Hello all,
I’ve been working to identify a good backup strategy for a while now and have identified restic as the best bet for achieving it. Unfortunately, implementing a secure repository isn’t something restic handles. Using restic-server would help, but only supports storing repositories on the local host.
Using rclone’s restic REST API implementation, I believe we can achieve off-site repositories that are secure against host compromise. Below is a design that uses rclone to implement this idea. As I’m sure I’ve missed something, please provide comments.
restic Secure Backup Strategy
To achieve a, somewhat, desirable backup strategy that prevents a host compromise from also compromising backups, we’ll implement a multi-repository backup in which one repository is completely controlled by the host (local) and the other by a central host (off-site). The central host will be responsible for the maintenance of the off-site backups of all hosts.
The Problem
The purpose of backing up data is to protect it against loss. In this case, loss can be defined as the inaccessibility of the desired data, not the undesired exposure of it. Such inaccessibility can occur as a result of hardware failure, software failure, user error, or malicious intent.
restic covers the simple case of hardware failure, software failure, and user error well by maintaining a versioned repository of critical data in an off-host location. In the event that something catastrophic happens on or to the host, a user can simply restore the data from the off-host location. All the user needs is restic, access to the repository, and any of the passwords associated with it.
When we consider malicious intent, however, restic provides little protection. restic’s encryption sufficiently protects the repository from access by an unauthorized party. But when it comes to an attacker that wants to destroy or hold data ransom, restic may not help.
As attackers become more sophisticated, they are putting more effort into the thoroughness of their attacks. Even automated attacks have started to consider the presence of backups and attempt to disable or destroy them. In the simple case of a host backing up to a repository, even remote, where it is able to delete or overwrite the contents, an attacker could do the same. restic alone has no ability to prevent this.

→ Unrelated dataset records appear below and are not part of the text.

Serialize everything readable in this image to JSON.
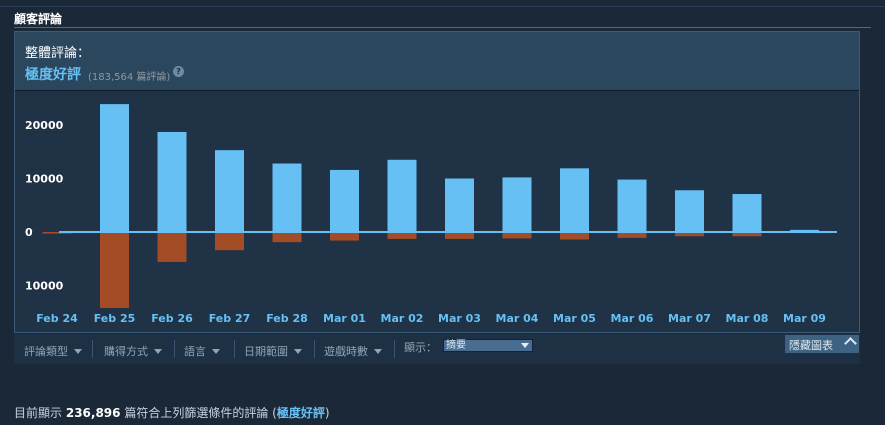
{
  "section": {
    "title": "顧客評論"
  },
  "summary": {
    "heading": "整體評論：",
    "rating": "極度好評",
    "count": "(183,564 篇評論)",
    "help": "?"
  },
  "colors": {
    "positive": "#66c0f4",
    "negative": "#a34c25",
    "zero_line": "#66c0f4",
    "axis_text": "#ffffff",
    "date_text": "#66c0f4"
  },
  "chart_data": {
    "type": "bar",
    "categories": [
      "Feb 24",
      "Feb 25",
      "Feb 26",
      "Feb 27",
      "Feb 28",
      "Mar 01",
      "Mar 02",
      "Mar 03",
      "Mar 04",
      "Mar 05",
      "Mar 06",
      "Mar 07",
      "Mar 08",
      "Mar 09"
    ],
    "series": [
      {
        "values": [
          0,
          23900,
          18700,
          15300,
          12800,
          11600,
          13500,
          10000,
          10200,
          11900,
          9800,
          7800,
          7100,
          400
        ]
      },
      {
        "values": [
          -300,
          -14200,
          -5600,
          -3400,
          -1900,
          -1600,
          -1300,
          -1300,
          -1200,
          -1400,
          -1100,
          -800,
          -800,
          0
        ]
      }
    ],
    "yticks": [
      20000,
      10000,
      0,
      -10000
    ],
    "ytick_labels": [
      "20000",
      "10000",
      "0",
      "10000"
    ],
    "ylim": [
      -14500,
      25000
    ],
    "grid": false
  },
  "filters": {
    "items": [
      "評論類型",
      "購得方式",
      "語言",
      "日期範圍",
      "遊戲時數"
    ],
    "display_label": "顯示：",
    "display_value": "摘要",
    "hide_chart": "隱藏圖表"
  },
  "footer": {
    "prefix": "目前顯示",
    "count": "236,896",
    "middle": "篇符合上列篩選條件的評論 (",
    "rating": "極度好評",
    "suffix": ")"
  }
}
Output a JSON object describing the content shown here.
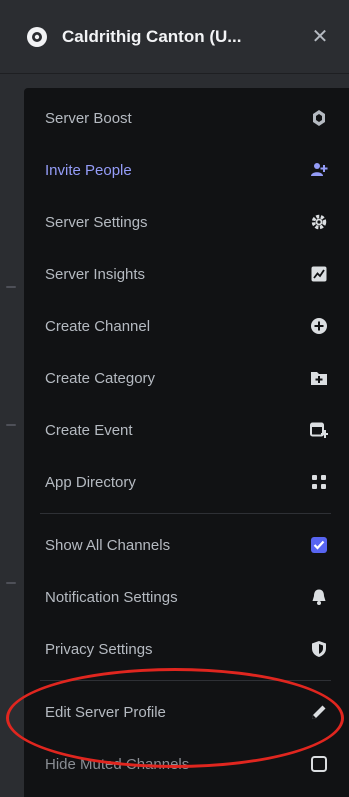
{
  "header": {
    "server_name": "Caldrithig Canton (U...",
    "close_glyph": "✕"
  },
  "menu": {
    "groups": [
      [
        {
          "label": "Server Boost",
          "icon": "boost-icon"
        },
        {
          "label": "Invite People",
          "icon": "add-user-icon",
          "highlight": true
        },
        {
          "label": "Server Settings",
          "icon": "gear-icon"
        },
        {
          "label": "Server Insights",
          "icon": "insights-icon"
        },
        {
          "label": "Create Channel",
          "icon": "plus-circle-icon"
        },
        {
          "label": "Create Category",
          "icon": "folder-plus-icon"
        },
        {
          "label": "Create Event",
          "icon": "calendar-plus-icon"
        },
        {
          "label": "App Directory",
          "icon": "app-grid-icon"
        }
      ],
      [
        {
          "label": "Show All Channels",
          "icon": "checkbox-checked-icon"
        },
        {
          "label": "Notification Settings",
          "icon": "bell-icon"
        },
        {
          "label": "Privacy Settings",
          "icon": "shield-icon"
        }
      ],
      [
        {
          "label": "Edit Server Profile",
          "icon": "pencil-icon"
        },
        {
          "label": "Hide Muted Channels",
          "icon": "checkbox-empty-icon"
        }
      ]
    ]
  },
  "colors": {
    "highlight": "#949cf7",
    "checkbox": "#5865f2",
    "annotation": "#e0261f",
    "menu_bg": "#111214"
  }
}
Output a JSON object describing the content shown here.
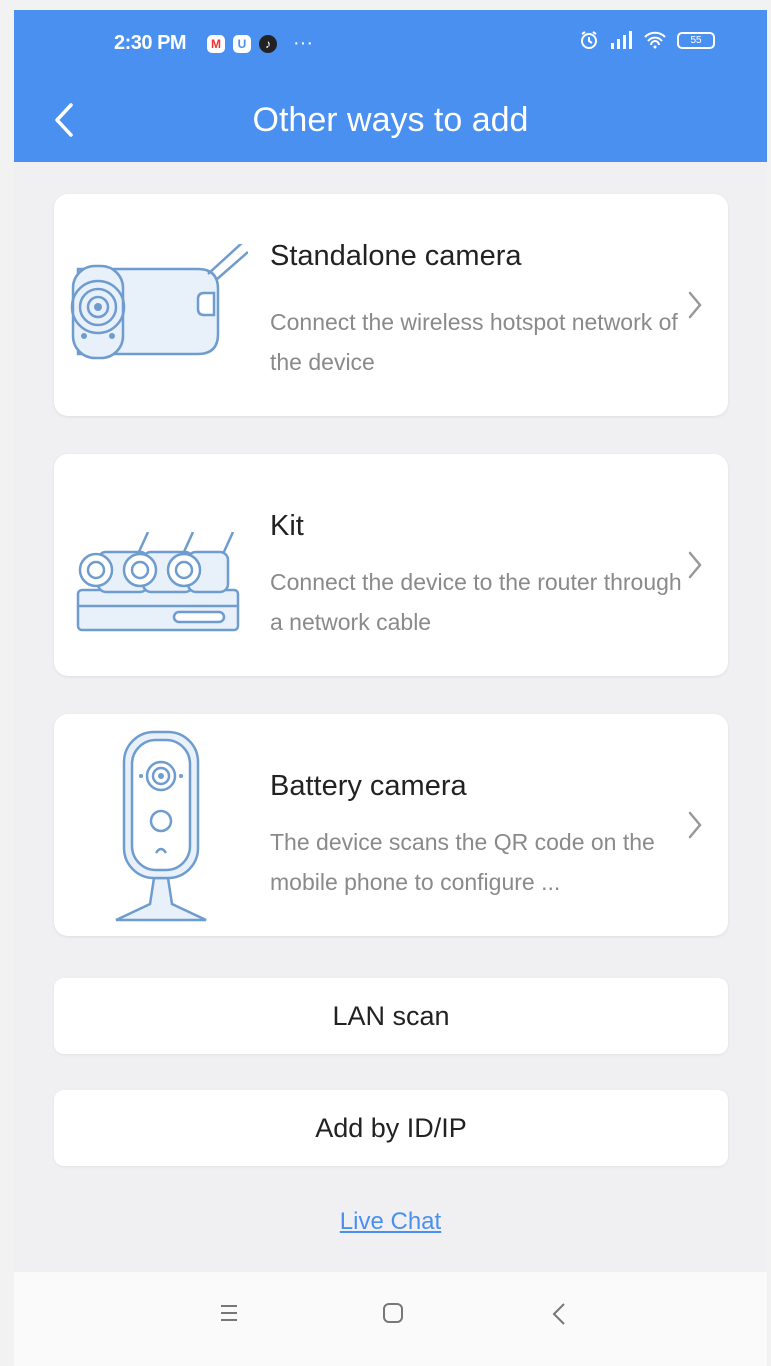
{
  "status_bar": {
    "time": "2:30 PM",
    "app_badges": [
      "M",
      "U",
      "♪"
    ],
    "more": "···",
    "battery": "55"
  },
  "header": {
    "title": "Other ways to add",
    "back_icon": "chevron-left-icon"
  },
  "options": [
    {
      "title": "Standalone camera",
      "description": "Connect the wireless hotspot network of the device",
      "image": "standalone-camera-icon"
    },
    {
      "title": "Kit",
      "description": "Connect the device to the router through a network cable",
      "image": "kit-nvr-icon"
    },
    {
      "title": "Battery camera",
      "description": "The device scans the QR code on the mobile phone to configure ...",
      "image": "battery-camera-icon"
    }
  ],
  "buttons": {
    "lan_scan": "LAN scan",
    "add_by_id_ip": "Add by ID/IP"
  },
  "live_chat": "Live Chat",
  "system_nav": [
    "menu-icon",
    "home-icon",
    "back-icon"
  ],
  "colors": {
    "accent": "#4a90f0",
    "background": "#f0f0f2",
    "card": "#ffffff",
    "secondary_text": "#8a8a8a",
    "illustration": "#6e9ccf"
  }
}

Some solutions presented to protect against this risk are to use restic-server in append-only mode or to restrict the S3 permissions of the backup user’s API access keys to prevent deleting files. With restic-server, the challenges are that the repository is stored locally and/or you need to maintain the backup storage. With the S3 API, while you can restrict the ability to delete files, you cannot restrict the ability to overwrite them. To deal with maliciously overwritten files in S3, enabling bucket versioning is often suggested. That may mitigate the risk, but offers an onerous restore process if an attacker does overwrite the repository files in S3.
Regardless, in both cases, an attacker with access to a single host (the host running restic-runner or the host with access keys to the S3 bucket), can make restoration difficult or impossible, by either destroying or corrupting the repository.
Local Backups
Local backups will be performed to either a local disk or a local network device. They will be performed by a scheduler on the local host that will also manage retention and cleanup. Because of the non-monetary cost of I/O to local storage (e.i. no per-API call or data transfer billing) and deduplication behavior of restic, these can be performed as frequently as desired.
Off-site Backups
Off-site backups will be performed through an rclone instance serving the restic REST API. rclone will restrict clients to append-only, protecting the repository from host compromise. Each host will still be responsible for initiating it’s off-site backup (though this may change), but will not handle retention or cleanup. Retention and cleanup will be handled by a separate host that can access the off-site repositories directly.
A second password will be added to every off-site repository that can be used for repository maintenance and data recovery. This will allow each host to use a unique password without needing to track them all.
Justification
If an individual host is compromised, the attacker will have all of the knowledge required to access both repositories. Though the attacker would be able to modify and delete data from the local repository, they could only read and add data to the off-site repository. While the attacker could destroy any local copy of the password, they cannot modify the passwords stored in the off-site repository. Without needing to keep a central copy of each host password, we can still restore data from the off-site backups using the management password.
In the event that the central host, password, or off-site storage is compromised, the attacker would not have access to the local repositories of each host. While the attacker could destroy the off-site repositories, all hosts could still backup and restore from local repositories.
In the event that there is a software issue or hardware issue that causes one of the repositories to become unavailable, the other should remain healthy.
Risks/Concerns
Data Duplication: Fortunately, local storage is fairly inexpensive, but we would be storing backups twice. This is in-line with the 3-2-1 backup strategy, anyway.
Backup Run-Time and Resource Usage: As we’ll be running backup operations twice to independent repositories, the backup time and resource cost is effectively doubled. This is annoying.
Data Security: Each repository, both local and off-site, will have it’s own password and encryption key. However, if the central management is compromised, the attacker will gain the ability to read the backup data of all hosts (via the management password). This could be mitigated by segregating the central management of repositories by data classification and protecting each accordingly.
Application/Protocol Design and Implementation Issues: These happen and can range from data corruption to compromise. One possible scenario is if an attacker were able to acquire the management password from a host by reading the key database of it’s off-site repository, then using a flaw in the encryption to reveal the management password. Since rclone does not provide the ability to restrict which host can access which repository, the attacker would then gain the ability read data from any repository that uses the same management password. This could be mitigated by using separate rclone instances and directories/buckets for each host. While it would limit an attackers range, it requires additional management and overhead.